Christians ought to be marked by a distinctive courage, love, wisdom, faith, and hope, in the midst of a world that is marked by cowardice, selfishness, foolishness, fear, and despair.
So, what does this look like in the weeks ahead? We will continue to meet for worship and study, remaining alert to the spread of the virus. When the virus reaches our area, we will reevaluate and keep our church updated. If you are high risk, it would be wise to stay home. If you or your children have been feeling ill, again, as always, it would be both wise and loving to stay home rather than risk the spread of any sickness, regardless of the scare surrounding the particular disease. This is a matter of course and common courtesy, but it bears reiterating here. Hebrews 10:25 indicates that one of the primary purposes of the local assembly is the mutual encouragement and edification of the church family. So while we recognize the concern surrounding the COVID-19 scare, we want to be slow to give up our time of corporate worship, study, and encouragement on the Lord’s Day, even for a short time.
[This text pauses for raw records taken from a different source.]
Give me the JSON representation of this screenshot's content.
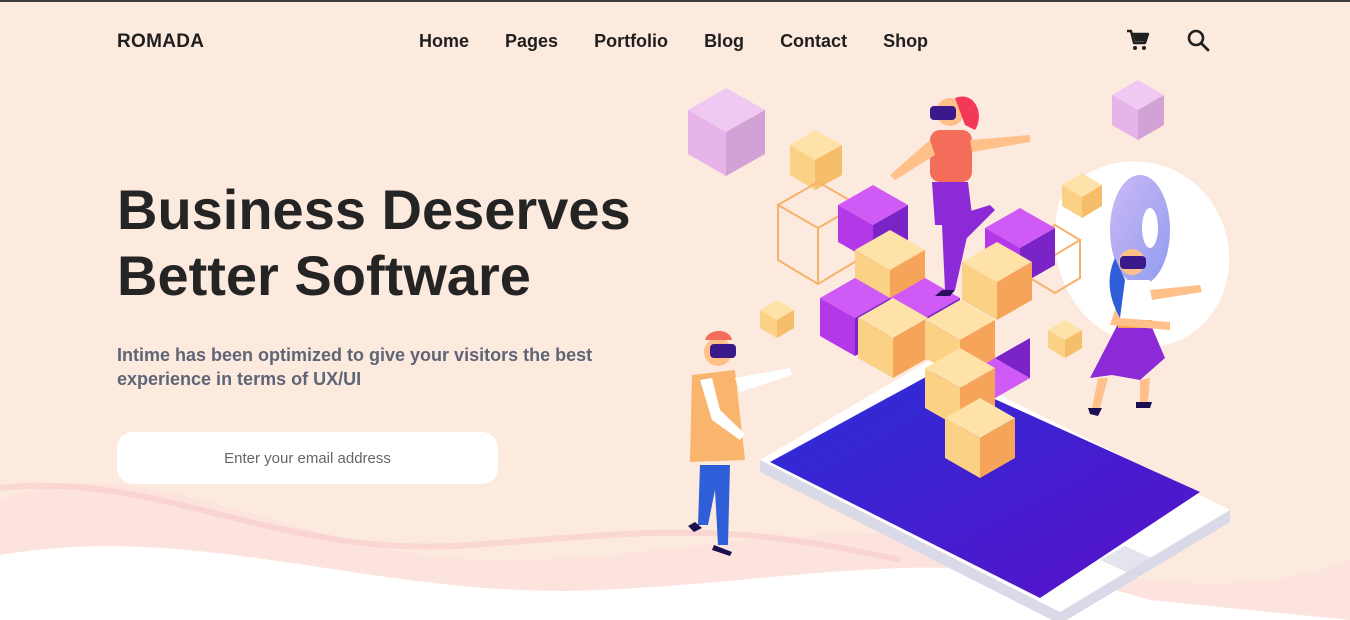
{
  "brand": {
    "name": "ROMADA"
  },
  "nav": {
    "items": [
      {
        "label": "Home"
      },
      {
        "label": "Pages"
      },
      {
        "label": "Portfolio"
      },
      {
        "label": "Blog"
      },
      {
        "label": "Contact"
      },
      {
        "label": "Shop"
      }
    ]
  },
  "header_icons": {
    "cart": "cart-icon",
    "search": "search-icon"
  },
  "hero": {
    "title_line1": "Business Deserves",
    "title_line2": "Better Software",
    "subtitle": "Intime has been optimized to give your visitors the best experience in terms of UX/UI",
    "email_placeholder": "Enter your email address"
  },
  "colors": {
    "background": "#fdeade",
    "heading": "#242424",
    "subtitle": "#5f6577",
    "phone_screen": "#3a2bd6",
    "cube_purple": "#b238e8",
    "cube_yellow": "#fdc55e",
    "cube_pink": "#e8b6ea"
  }
}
So, to borrow some helpful direction from Christ Church Moscow:
As we all watch the evening news regarding the coronavirus, one question that naturally occurs to everyone is this: “what about Sunday worship?” We do not want to have any part of spreading either virus—whether we are talking about the coronavirus or the panic virus (which is also quite contagious). The two viruses have this in common—the carriers often don’t know that they are carriers.
So here are a few prudent measures that we would ask you to observe as we worship this coming Lord’s Day.
Please wash your hands before coming, and if you have portable hand sanitizer that you can bring, please bring it, and please feel free to use it; Please don’t shake anybody’s hand. Just beam at them, or do that new and interesting elbow bump… If you have a cough, or a cold, or any flu-like symptoms, please remain home; If you are elderly, or have any underlying medical condition that concerns you, please feel at liberty to remain at home… And if you are fearful or in any way panicky, we would ask you to remain home also (Dt. 20:8). If you are one of those who likes to share scary stories, statistics, or scenarios with the other saints, please stay at home. And if you do decide to come, please wash your hands and heart down with Ps. 91 and 121 first.